Two identical resistors each of resistance $2\Omega$ are connected in turn a. in series and b. in parallel to a battery of 12 V. Calculate the ratio of power consumed in the two cases.

Answer 1

Step 1:Given data

Resistance of each resistor $R=2\Omega$

Number of resistors = 2

Voltage of battery $V=12V$

Step 2: Finding effective resistance

Case a:

Let $R_{s_{}}$be the effective resistance of the series combination of resistors.

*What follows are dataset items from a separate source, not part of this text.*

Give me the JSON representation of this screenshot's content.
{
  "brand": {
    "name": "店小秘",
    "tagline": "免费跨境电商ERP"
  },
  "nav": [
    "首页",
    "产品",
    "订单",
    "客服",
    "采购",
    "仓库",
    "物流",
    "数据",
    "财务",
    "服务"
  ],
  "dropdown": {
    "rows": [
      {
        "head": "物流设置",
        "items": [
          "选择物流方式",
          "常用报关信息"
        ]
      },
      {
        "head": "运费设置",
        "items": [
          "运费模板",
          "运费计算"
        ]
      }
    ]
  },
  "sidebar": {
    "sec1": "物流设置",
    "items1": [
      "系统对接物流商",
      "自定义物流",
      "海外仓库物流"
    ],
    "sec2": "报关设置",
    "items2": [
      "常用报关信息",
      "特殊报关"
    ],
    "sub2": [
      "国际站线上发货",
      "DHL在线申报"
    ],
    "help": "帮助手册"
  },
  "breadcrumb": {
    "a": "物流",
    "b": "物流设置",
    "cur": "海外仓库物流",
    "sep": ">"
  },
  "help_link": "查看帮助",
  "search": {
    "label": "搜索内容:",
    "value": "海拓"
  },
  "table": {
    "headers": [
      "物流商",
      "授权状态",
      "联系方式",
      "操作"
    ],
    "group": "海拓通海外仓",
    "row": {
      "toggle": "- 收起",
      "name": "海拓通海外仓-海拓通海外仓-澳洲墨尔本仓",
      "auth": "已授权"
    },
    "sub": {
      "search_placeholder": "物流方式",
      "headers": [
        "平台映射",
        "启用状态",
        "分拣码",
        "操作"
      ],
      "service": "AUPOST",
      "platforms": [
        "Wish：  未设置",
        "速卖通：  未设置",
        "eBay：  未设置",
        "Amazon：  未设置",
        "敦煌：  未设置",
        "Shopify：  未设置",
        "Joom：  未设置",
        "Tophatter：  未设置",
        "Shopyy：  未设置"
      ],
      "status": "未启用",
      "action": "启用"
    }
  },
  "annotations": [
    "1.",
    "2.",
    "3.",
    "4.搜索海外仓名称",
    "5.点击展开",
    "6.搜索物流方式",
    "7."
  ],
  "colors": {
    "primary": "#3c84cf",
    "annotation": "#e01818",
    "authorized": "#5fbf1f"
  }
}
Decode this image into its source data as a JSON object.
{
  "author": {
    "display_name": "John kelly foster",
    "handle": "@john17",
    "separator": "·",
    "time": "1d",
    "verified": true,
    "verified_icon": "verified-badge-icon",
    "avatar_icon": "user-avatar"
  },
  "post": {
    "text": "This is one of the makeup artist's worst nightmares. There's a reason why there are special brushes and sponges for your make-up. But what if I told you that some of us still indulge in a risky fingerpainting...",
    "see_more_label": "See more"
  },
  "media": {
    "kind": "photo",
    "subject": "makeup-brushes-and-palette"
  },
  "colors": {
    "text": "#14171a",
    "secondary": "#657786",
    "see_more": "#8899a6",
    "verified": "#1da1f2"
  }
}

Effective resistance in the case of the series combination of resistors

$$\begin{gathered} R_s=R+R \\ {R}_s=2R \\ {R}_s=2\times 2\Omega \\ {R}_s=4\Omega \end{gathered}$$

Case b:

Let $R_p$ be the effective resistance of the parallel combination of resistors.

In the case of parallel combination, the reciprocal of effective resistance

$$\begin{gathered} \frac{1}{R_p}=\frac{1}{R}+\frac{1}{R} \\ \frac{1}{R_p}=\frac{2}{R} \\ \frac{1}{R_p}=\frac{2}{2\Omega } \\ \frac{1}{R_p}=\frac{1}{1\Omega } \end{gathered}$$

Effective resistance in the case of the parallel combination $R_p=1\Omega$

Step 3: Equations for the power consumed in each case

In both series and parallel combinations, the battery remains the same. Hence, the value of V is the same.

Power consumed in a series combination of resistors = $P_s=\frac{V^2}{R_s}$

Power consumed in a parallel combination of resistors = $P_p=\frac{V^2}{R_p}$

Step 4: Finding the ratio of power consumed in each case

The ratio of power consumed in two cases = $\frac{P_s}{P_p}=\frac{{\displaystyle \frac{V^2}{R_s}}}{\frac{V^2}{R_p}}=\frac{V^2}{R_s}\times \frac{R_p}{V^2}=\frac{R_p}{R_s}=\frac{1\Omega }{4\Omega }=\frac{1}{4}$

$P_s:P_p=1:4$

Final answer: The ratio of power consumed in series combination to that in parallel combination is 1: 4.